Santiago, Chile - Paul Schaefer, the German leader of a former religious cult in Chile, was sentenced on Wednesday to 20 years in prison for sexual abuse of 25 children, local media reported.
Schaefer, 84, fled Chile in 1997 when authorities began investigating sex abuse accusations against him. He lived in hiding in Argentina until last year when he was discovered and sent to Chile to face trial.
He had been convicted of the sex crimes in absentia, but was retried after he was brought back to Chile.
Judge Hernan Gonzalez also ordered Schaefer to pay $1.4 million in reparations to his victims, media reported.
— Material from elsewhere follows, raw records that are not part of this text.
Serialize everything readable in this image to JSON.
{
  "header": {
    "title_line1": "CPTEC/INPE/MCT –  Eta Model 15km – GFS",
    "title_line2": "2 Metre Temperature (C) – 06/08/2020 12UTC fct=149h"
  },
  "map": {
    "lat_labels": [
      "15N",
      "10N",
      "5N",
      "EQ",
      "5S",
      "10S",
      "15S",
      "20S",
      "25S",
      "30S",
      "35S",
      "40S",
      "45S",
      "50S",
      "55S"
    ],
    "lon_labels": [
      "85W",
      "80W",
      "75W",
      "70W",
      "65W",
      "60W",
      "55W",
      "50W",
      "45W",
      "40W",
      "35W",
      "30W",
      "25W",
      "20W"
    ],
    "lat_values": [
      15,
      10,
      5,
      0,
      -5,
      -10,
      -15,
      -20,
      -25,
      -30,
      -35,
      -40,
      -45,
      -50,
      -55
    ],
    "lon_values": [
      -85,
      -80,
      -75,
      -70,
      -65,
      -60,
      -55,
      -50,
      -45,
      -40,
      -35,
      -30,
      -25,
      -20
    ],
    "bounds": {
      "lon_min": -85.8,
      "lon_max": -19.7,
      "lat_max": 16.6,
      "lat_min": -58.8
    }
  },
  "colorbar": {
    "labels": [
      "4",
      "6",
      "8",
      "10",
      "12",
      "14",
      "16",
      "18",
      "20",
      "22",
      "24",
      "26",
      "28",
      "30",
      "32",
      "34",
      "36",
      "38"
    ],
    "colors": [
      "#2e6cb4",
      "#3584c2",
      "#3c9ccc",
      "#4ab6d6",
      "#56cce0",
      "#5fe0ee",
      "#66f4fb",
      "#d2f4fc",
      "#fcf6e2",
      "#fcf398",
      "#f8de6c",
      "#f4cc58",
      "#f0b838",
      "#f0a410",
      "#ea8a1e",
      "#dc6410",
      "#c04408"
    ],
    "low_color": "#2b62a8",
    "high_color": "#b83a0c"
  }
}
Contacted by telephone, officials at the court in Parral, 210 miles (340 km) south of Santiago, declined to confirm the sentence.
Schaefer formed a religious farming commune in central-southern Chile in the early 1960s with a group of immigrants who followed him from Germany.
The group sealed itself off from the world for decades, living without televisions and telephones and practicing a severe, apocalyptic faith in which Schaefer was seen as a god on Earth.
Former cult members and prosecutors said Schaefer abused children -- including Chileans whose families were drawn to the cult's free clinic and school -- for years.
They said Schaefer forced children to live separately from their parents, strictly divided the sexes and prohibited contact with the outside world, while he fostered close ties with former dictator Augusto Pinochet, who used the group's farm as a detention and torture centre for political prisoners.
The cult -- originally called Colonia Dignidad and later renamed Villa Baviera -- only last year began to establish regular contact with the outside world.
In April, former members of the cult issued a public apology and asked for forgiveness for 40 years of sex and human rights abuses in their community, saying they were brainwashed by Schaefer.
Schaefer still faces human rights abuse charges related to aiding the Pinochet military regime.